First up, ignore the fact that it is a sequel, the first instalment, Ninja, is largely forgettable and also completely unnecessary to understanding any element of the plot of Ninja 2. Scott Adkins (known for his roles in straight-to-DVD B-movies such as Undisputed II & III, Universal Soldier: Day of Reckoning, and Expendables 2). Unlike most actors, Adkins is a skilled martial artist and this is reflected in the fluidity of his moves. He also looks the part, with a hard, muscular, fighter’s physique; he’s basically as built as a tank in this movie.
A BIG bonus point for this movie is the way the fight scenes are shot: no shaky cam, no quick cuts, no blurry closeups designed to mask the obvious presence of stunt doubles: just beautiful to look at wide angled shots clearly depicting every punch and kick thrown. These fight scenes put any and all big ticket Hollywood fight scenes to shame. The way the fight scenes are shot clearly reflects the director Isaac Florentine’s expertise in this arena, he had also directed the previous Adkins vehicles Undisputed II & III as well as the first Ninja movie.
Now let’s run through exactly what makes this movie so badass; it knows what it is, it doesn’t try to be anything else, and it does what it sets out to do perfectly. Exposition is kept to a minimum, and the plot is relatively straightforward (though surprisingly not without its twists).

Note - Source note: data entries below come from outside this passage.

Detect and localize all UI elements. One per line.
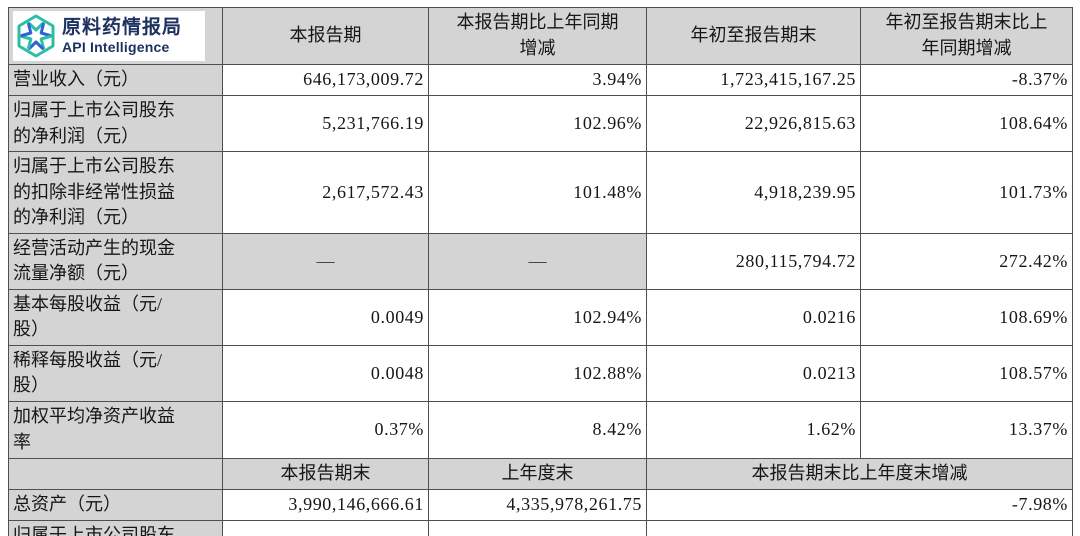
row-label: 基本每股收益（元/ 股） — [8, 288, 223, 346]
total-assets-prev-year-end: 4,335,978,261.75 — [428, 489, 647, 522]
column-header-ytd-change: 年初至报告期末比上 年同期增减 — [860, 7, 1073, 65]
row-label: 归属于上市公司股东 的扣除非经常性损益 的净利润（元） — [8, 151, 223, 234]
diluted-eps-ytd: 0.0213 — [646, 344, 861, 403]
basic-eps-period: 0.0049 — [222, 288, 429, 346]
sub-header-spacer — [8, 458, 223, 491]
equity-period-end: 1,452,480,831.45 — [222, 520, 429, 536]
net-profit-period-change: 102.96% — [428, 94, 647, 153]
table-row-deducted-net-profit: 归属于上市公司股东 的扣除非经常性损益 的净利润（元） 2,617,572.43… — [8, 151, 1073, 234]
equity-change: 5.08% — [646, 520, 1073, 536]
basic-eps-period-change: 102.94% — [428, 288, 647, 346]
table-row-revenue: 营业收入（元） 646,173,009.72 3.94% 1,723,415,1… — [8, 64, 1073, 96]
brand-subtitle: API Intelligence — [62, 39, 170, 55]
row-label: 总资产（元） — [8, 489, 223, 522]
revenue-ytd: 1,723,415,167.25 — [646, 64, 861, 96]
row-label: 稀释每股收益（元/ 股） — [8, 344, 223, 403]
cash-flow-ytd: 280,115,794.72 — [646, 232, 861, 290]
table-row-owners-equity: 归属于上市公司股东 的所有者权益（元） 1,452,480,831.45 1,3… — [8, 520, 1073, 536]
diluted-eps-period-change: 102.88% — [428, 344, 647, 403]
column-header-ytd: 年初至报告期末 — [646, 7, 861, 65]
basic-eps-ytd: 0.0216 — [646, 288, 861, 346]
brand-hexagon-icon — [17, 14, 55, 58]
diluted-eps-ytd-change: 108.57% — [860, 344, 1073, 403]
weighted-roe-period-change: 8.42% — [428, 401, 647, 460]
revenue-period: 646,173,009.72 — [222, 64, 429, 96]
cash-flow-period-dash: — — [222, 232, 429, 290]
brand-title: 原料药情报局 — [62, 17, 183, 38]
row-label: 营业收入（元） — [8, 64, 223, 96]
equity-prev-year-end: 1,382,277,279.71 — [428, 520, 647, 536]
row-label: 归属于上市公司股东 的净利润（元） — [8, 94, 223, 153]
brand-text: 原料药情报局 API Intelligence — [62, 17, 182, 55]
logo-cell: 原料药情报局 API Intelligence — [8, 7, 223, 65]
sub-header-row: 本报告期末 上年度末 本报告期末比上年度末增减 — [8, 458, 1073, 491]
basic-eps-ytd-change: 108.69% — [860, 288, 1073, 346]
row-label: 经营活动产生的现金 流量净额（元） — [8, 232, 223, 290]
weighted-roe-ytd: 1.62% — [646, 401, 861, 460]
sub-header-period-end: 本报告期末 — [222, 458, 429, 491]
header-row: 原料药情报局 API Intelligence 本报告期 本报告期比上年同期 增… — [8, 7, 1073, 65]
cash-flow-period-change-dash: — — [428, 232, 647, 290]
sub-header-change: 本报告期末比上年度末增减 — [646, 458, 1073, 491]
column-header-period: 本报告期 — [222, 7, 429, 65]
deducted-profit-ytd: 4,918,239.95 — [646, 151, 861, 234]
row-label: 加权平均净资产收益 率 — [8, 401, 223, 460]
table-row-weighted-roe: 加权平均净资产收益 率 0.37% 8.42% 1.62% 13.37% — [8, 401, 1073, 460]
weighted-roe-period: 0.37% — [222, 401, 429, 460]
revenue-period-change: 3.94% — [428, 64, 647, 96]
total-assets-period-end: 3,990,146,666.61 — [222, 489, 429, 522]
column-header-period-change: 本报告期比上年同期 增减 — [428, 7, 647, 65]
row-label: 归属于上市公司股东 的所有者权益（元） — [8, 520, 223, 536]
net-profit-ytd: 22,926,815.63 — [646, 94, 861, 153]
total-assets-change: -7.98% — [646, 489, 1073, 522]
net-profit-ytd-change: 108.64% — [860, 94, 1073, 153]
deducted-profit-period: 2,617,572.43 — [222, 151, 429, 234]
cash-flow-ytd-change: 272.42% — [860, 232, 1073, 290]
table-row-basic-eps: 基本每股收益（元/ 股） 0.0049 102.94% 0.0216 108.6… — [8, 288, 1073, 346]
table-row-total-assets: 总资产（元） 3,990,146,666.61 4,335,978,261.75… — [8, 489, 1073, 522]
diluted-eps-period: 0.0048 — [222, 344, 429, 403]
financial-summary-table: 原料药情报局 API Intelligence 本报告期 本报告期比上年同期 增… — [8, 7, 1073, 536]
net-profit-period: 5,231,766.19 — [222, 94, 429, 153]
revenue-ytd-change: -8.37% — [860, 64, 1073, 96]
brand-logo: 原料药情报局 API Intelligence — [13, 11, 205, 61]
table-row-net-profit: 归属于上市公司股东 的净利润（元） 5,231,766.19 102.96% 2… — [8, 94, 1073, 153]
deducted-profit-period-change: 101.48% — [428, 151, 647, 234]
table-row-diluted-eps: 稀释每股收益（元/ 股） 0.0048 102.88% 0.0213 108.5… — [8, 344, 1073, 403]
sub-header-prev-year-end: 上年度末 — [428, 458, 647, 491]
table-row-operating-cash-flow: 经营活动产生的现金 流量净额（元） — — 280,115,794.72 272… — [8, 232, 1073, 290]
deducted-profit-ytd-change: 101.73% — [860, 151, 1073, 234]
weighted-roe-ytd-change: 13.37% — [860, 401, 1073, 460]
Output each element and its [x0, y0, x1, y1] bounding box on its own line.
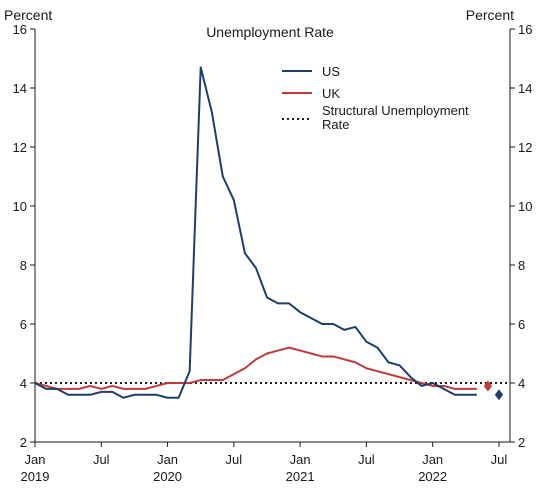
x-tick-label: Jul — [491, 452, 508, 467]
series-line-uk — [34, 346, 477, 390]
y-tick-label-right: 14 — [518, 81, 532, 96]
y-tick-label-left: 16 — [13, 22, 27, 37]
legend-label-structural-line: Rate — [322, 117, 349, 132]
right-axis-unit: Percent — [466, 7, 514, 23]
legend-label-us: US — [322, 64, 340, 79]
y-tick-label-right: 8 — [518, 258, 525, 273]
right-y-ticks: 2 4 6 8 10 12 14 16 — [510, 22, 532, 450]
chart-title: Unemployment Rate — [206, 24, 334, 40]
x-tick-label: Jul — [358, 452, 375, 467]
x-ticks: Jan 2019 Jul Jan 2020 Jul Jan 2021 Jul Jan 2022 Jul — [21, 442, 508, 484]
x-tick-year: 2019 — [21, 469, 50, 484]
x-tick-label: Jan — [157, 452, 178, 467]
legend-label-structural-line: Structural Unemployment — [322, 103, 469, 118]
x-tick-label: Jan — [290, 452, 311, 467]
y-tick-label-left: 12 — [13, 140, 27, 155]
left-y-ticks: 2 4 6 8 10 12 14 16 — [13, 22, 35, 450]
y-tick-label-left: 2 — [20, 435, 27, 450]
y-tick-label-left: 14 — [13, 81, 27, 96]
y-tick-label-right: 4 — [518, 376, 525, 391]
y-tick-label-right: 2 — [518, 435, 525, 450]
y-tick-label-right: 16 — [518, 22, 532, 37]
legend-label-uk: UK — [322, 86, 340, 101]
y-tick-label-left: 8 — [20, 258, 27, 273]
x-tick-year: 2021 — [286, 469, 315, 484]
y-tick-label-right: 12 — [518, 140, 532, 155]
y-tick-label-left: 4 — [20, 376, 27, 391]
marker-layer — [483, 380, 504, 401]
x-tick-year: 2022 — [418, 469, 447, 484]
series-layer — [34, 66, 510, 399]
series-line-us — [34, 66, 477, 399]
y-tick-label-left: 6 — [20, 317, 27, 332]
x-tick-label: Jul — [226, 452, 243, 467]
y-tick-label-left: 10 — [13, 199, 27, 214]
x-tick-label: Jan — [25, 452, 46, 467]
x-tick-label: Jul — [93, 452, 110, 467]
legend: US UK Structural Unemployment Rate — [282, 64, 469, 132]
marker-us — [494, 389, 504, 401]
x-tick-label: Jan — [422, 452, 443, 467]
y-tick-label-right: 6 — [518, 317, 525, 332]
y-tick-label-right: 10 — [518, 199, 532, 214]
x-tick-year: 2020 — [153, 469, 182, 484]
marker-uk — [483, 380, 493, 392]
left-axis-unit: Percent — [4, 7, 52, 23]
legend-label-structural: Structural Unemployment Rate — [322, 103, 469, 132]
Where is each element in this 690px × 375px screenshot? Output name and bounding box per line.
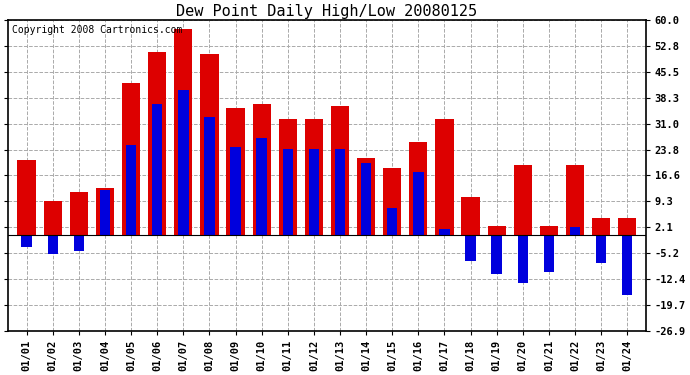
- Bar: [488, 226, 506, 234]
- Bar: [96, 188, 114, 234]
- Bar: [540, 226, 558, 234]
- Bar: [413, 172, 424, 234]
- Bar: [387, 208, 397, 234]
- Bar: [204, 117, 215, 234]
- Bar: [257, 138, 267, 234]
- Bar: [409, 142, 428, 234]
- Bar: [43, 201, 62, 234]
- Text: Copyright 2008 Cartronics.com: Copyright 2008 Cartronics.com: [12, 25, 182, 35]
- Bar: [178, 90, 188, 234]
- Bar: [462, 197, 480, 234]
- Bar: [148, 53, 166, 234]
- Title: Dew Point Daily High/Low 20080125: Dew Point Daily High/Low 20080125: [177, 4, 477, 19]
- Bar: [100, 190, 110, 234]
- Bar: [513, 165, 532, 234]
- Bar: [596, 234, 607, 263]
- Bar: [465, 234, 476, 261]
- Bar: [152, 104, 162, 234]
- Bar: [361, 163, 371, 234]
- Bar: [566, 165, 584, 234]
- Bar: [570, 227, 580, 234]
- Bar: [282, 149, 293, 234]
- Bar: [491, 234, 502, 274]
- Bar: [253, 104, 270, 234]
- Bar: [74, 234, 84, 250]
- Bar: [383, 168, 402, 234]
- Bar: [21, 234, 32, 247]
- Bar: [335, 149, 345, 234]
- Bar: [279, 118, 297, 234]
- Bar: [200, 54, 219, 234]
- Bar: [226, 108, 245, 234]
- Bar: [126, 145, 137, 234]
- Bar: [48, 234, 58, 254]
- Bar: [70, 192, 88, 234]
- Bar: [518, 234, 528, 283]
- Bar: [331, 106, 349, 234]
- Bar: [440, 229, 450, 234]
- Bar: [622, 234, 633, 295]
- Bar: [122, 83, 140, 234]
- Bar: [230, 147, 241, 234]
- Bar: [435, 118, 453, 234]
- Bar: [357, 158, 375, 234]
- Bar: [618, 219, 636, 234]
- Bar: [305, 118, 323, 234]
- Bar: [544, 234, 554, 272]
- Bar: [308, 149, 319, 234]
- Bar: [592, 219, 610, 234]
- Bar: [17, 159, 36, 234]
- Bar: [174, 29, 193, 234]
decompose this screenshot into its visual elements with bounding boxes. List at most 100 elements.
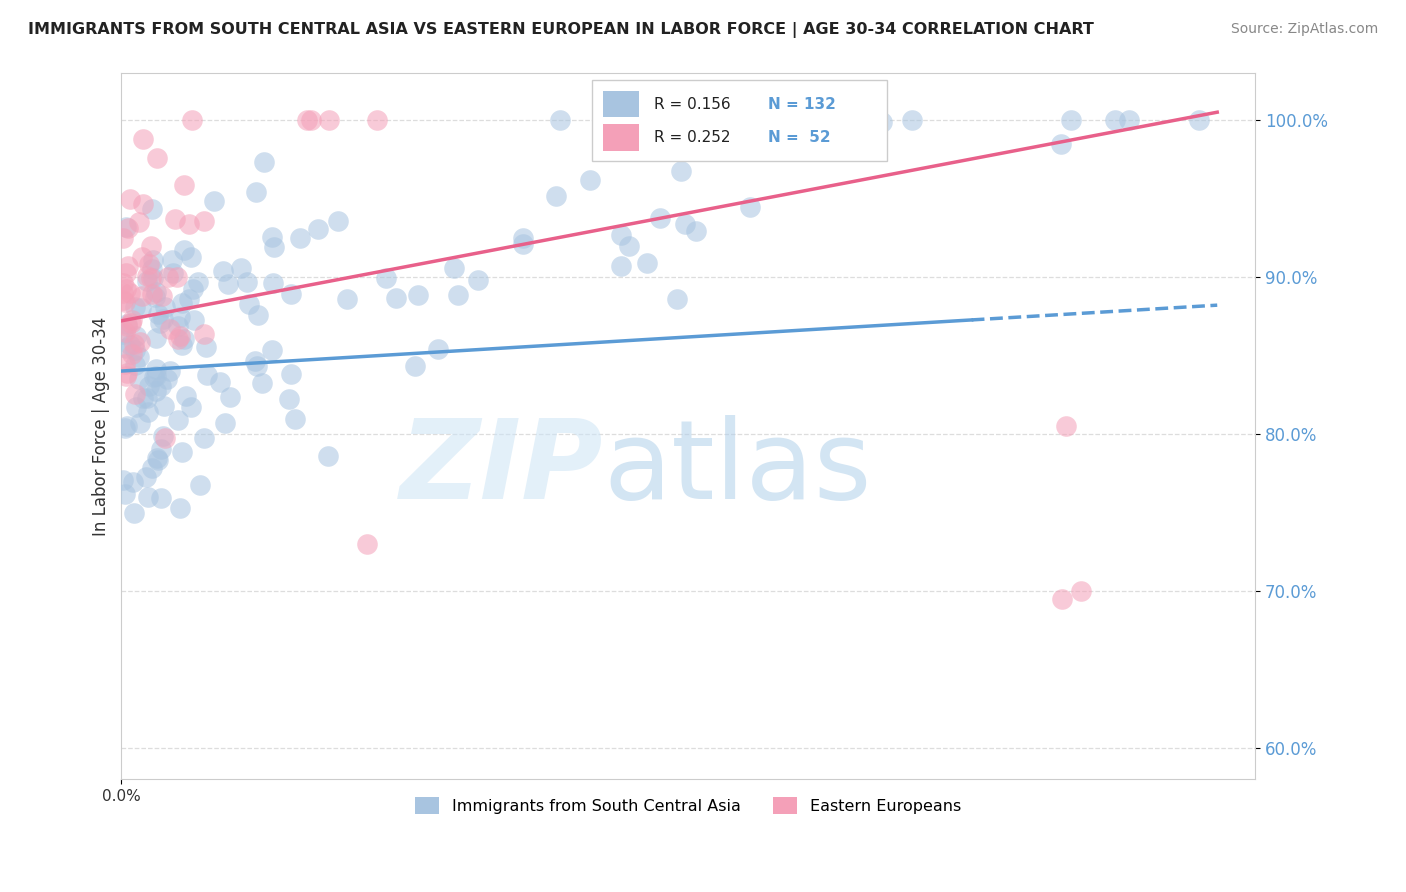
Point bbox=[1052, 591, 1074, 606]
Point bbox=[243, 354, 266, 368]
Point bbox=[167, 413, 190, 427]
Point bbox=[141, 262, 163, 277]
Point bbox=[277, 392, 299, 406]
Point bbox=[121, 347, 143, 361]
Point bbox=[128, 215, 150, 229]
Point bbox=[685, 224, 707, 238]
Text: Source: ZipAtlas.com: Source: ZipAtlas.com bbox=[1230, 22, 1378, 37]
Point bbox=[114, 357, 136, 371]
Point bbox=[152, 429, 174, 443]
Point bbox=[155, 372, 177, 386]
Point bbox=[1104, 113, 1126, 128]
Point bbox=[246, 308, 269, 322]
Point bbox=[132, 131, 155, 145]
Point bbox=[136, 490, 159, 504]
Point bbox=[229, 261, 252, 276]
Point bbox=[138, 379, 160, 393]
Point bbox=[180, 250, 202, 264]
Point bbox=[1118, 113, 1140, 128]
Point bbox=[142, 270, 165, 285]
Point bbox=[128, 334, 150, 349]
Point bbox=[177, 292, 200, 306]
Point bbox=[166, 319, 188, 334]
Point bbox=[609, 259, 631, 273]
Text: IMMIGRANTS FROM SOUTH CENTRAL ASIA VS EASTERN EUROPEAN IN LABOR FORCE | AGE 30-3: IMMIGRANTS FROM SOUTH CENTRAL ASIA VS EA… bbox=[28, 22, 1094, 38]
Point bbox=[263, 240, 285, 254]
Point bbox=[114, 294, 136, 309]
Point bbox=[901, 113, 924, 128]
Point bbox=[169, 310, 191, 324]
Point bbox=[202, 194, 225, 208]
Point bbox=[307, 222, 329, 236]
Point bbox=[115, 318, 138, 332]
Point bbox=[170, 295, 193, 310]
Point bbox=[118, 192, 141, 206]
Point bbox=[145, 384, 167, 398]
Point bbox=[173, 178, 195, 193]
Point bbox=[112, 327, 135, 342]
Point bbox=[124, 506, 146, 520]
Point bbox=[155, 300, 177, 314]
Point bbox=[118, 337, 141, 351]
Point bbox=[152, 312, 174, 326]
Text: ZIP: ZIP bbox=[399, 415, 603, 522]
Point bbox=[159, 364, 181, 378]
Point bbox=[125, 328, 148, 343]
Point bbox=[578, 173, 600, 187]
Point bbox=[117, 221, 139, 235]
Point bbox=[675, 217, 697, 231]
Point bbox=[136, 405, 159, 419]
FancyBboxPatch shape bbox=[603, 91, 640, 118]
Point bbox=[284, 412, 307, 426]
Point bbox=[404, 359, 426, 373]
Point bbox=[145, 285, 167, 300]
Point bbox=[1188, 113, 1211, 128]
Point bbox=[738, 200, 761, 214]
Point bbox=[169, 501, 191, 516]
Point bbox=[260, 229, 283, 244]
Point bbox=[145, 361, 167, 376]
Point bbox=[544, 189, 567, 203]
Point bbox=[120, 285, 142, 300]
Point bbox=[447, 288, 470, 302]
Point bbox=[112, 293, 135, 307]
Text: N = 132: N = 132 bbox=[768, 96, 835, 112]
Point bbox=[188, 478, 211, 492]
Point bbox=[252, 376, 274, 390]
Point bbox=[177, 217, 200, 231]
Point bbox=[112, 285, 135, 300]
Point bbox=[143, 289, 166, 303]
Point bbox=[238, 297, 260, 311]
Text: R = 0.156: R = 0.156 bbox=[654, 96, 731, 112]
Point bbox=[195, 340, 218, 354]
Point bbox=[132, 196, 155, 211]
Point bbox=[145, 331, 167, 345]
Point bbox=[181, 113, 204, 128]
Point bbox=[288, 231, 311, 245]
Point bbox=[122, 337, 145, 351]
Point bbox=[117, 260, 139, 274]
Point bbox=[610, 227, 633, 242]
Point bbox=[141, 460, 163, 475]
Point bbox=[146, 151, 169, 165]
Point bbox=[124, 343, 146, 358]
Point bbox=[143, 369, 166, 384]
Point bbox=[135, 274, 157, 288]
Point bbox=[114, 341, 136, 355]
FancyBboxPatch shape bbox=[592, 80, 887, 161]
Point bbox=[187, 276, 209, 290]
Point bbox=[195, 368, 218, 383]
Point bbox=[141, 286, 163, 301]
Point bbox=[384, 291, 406, 305]
Point bbox=[112, 231, 135, 245]
Point bbox=[149, 442, 172, 456]
Point bbox=[139, 239, 162, 253]
Point bbox=[183, 282, 205, 296]
Point bbox=[148, 307, 170, 321]
Point bbox=[132, 391, 155, 405]
Point bbox=[152, 399, 174, 413]
Point bbox=[1054, 419, 1077, 434]
FancyBboxPatch shape bbox=[603, 124, 640, 151]
Point bbox=[115, 318, 138, 333]
Point bbox=[280, 287, 302, 301]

The plot is basically the same as John Wick, just a straightforward quest for vengeance. The acting is serviceable, and while Adkins certainly won’t be winning any Best Actor awards anytime soon, he does an adequate job for what is required of him here.
Despite the straightforward plot, the movie keeps things fresh and exciting through its main attraction, its fight scenes. Scott Adkins’ character, Casey Bowman, the titular Ninja (on another note: I have no idea how the Shadow Of A Tear part of the title fits into the movie, like, at all) fights people in his own dojo, in other dojos, in the jungle, in a bar, in his apartment, in the alley, and even in his bathroom. He uses swords, throwing stars, razor wire, ninja spikes, and corrosive ninja powder. Oh, and he also fought while drunk and high on drugs (two separate scenes). And there were not one, not two, but three ‘boss’ battles. Damn!
What about the romantic element? Great news for those who hate sappy stuff, his wife dies pretty early on and from then on it’s just straight up brutality.
To conclude: if you are in the mood for watching a movie featuring copious amounts of ass kickings, great fight choreography, and uh, ninjas, then this movie is for you!
“A man who seeks revenge should dig two graves.”
“They’re gonna need a lot more than that.”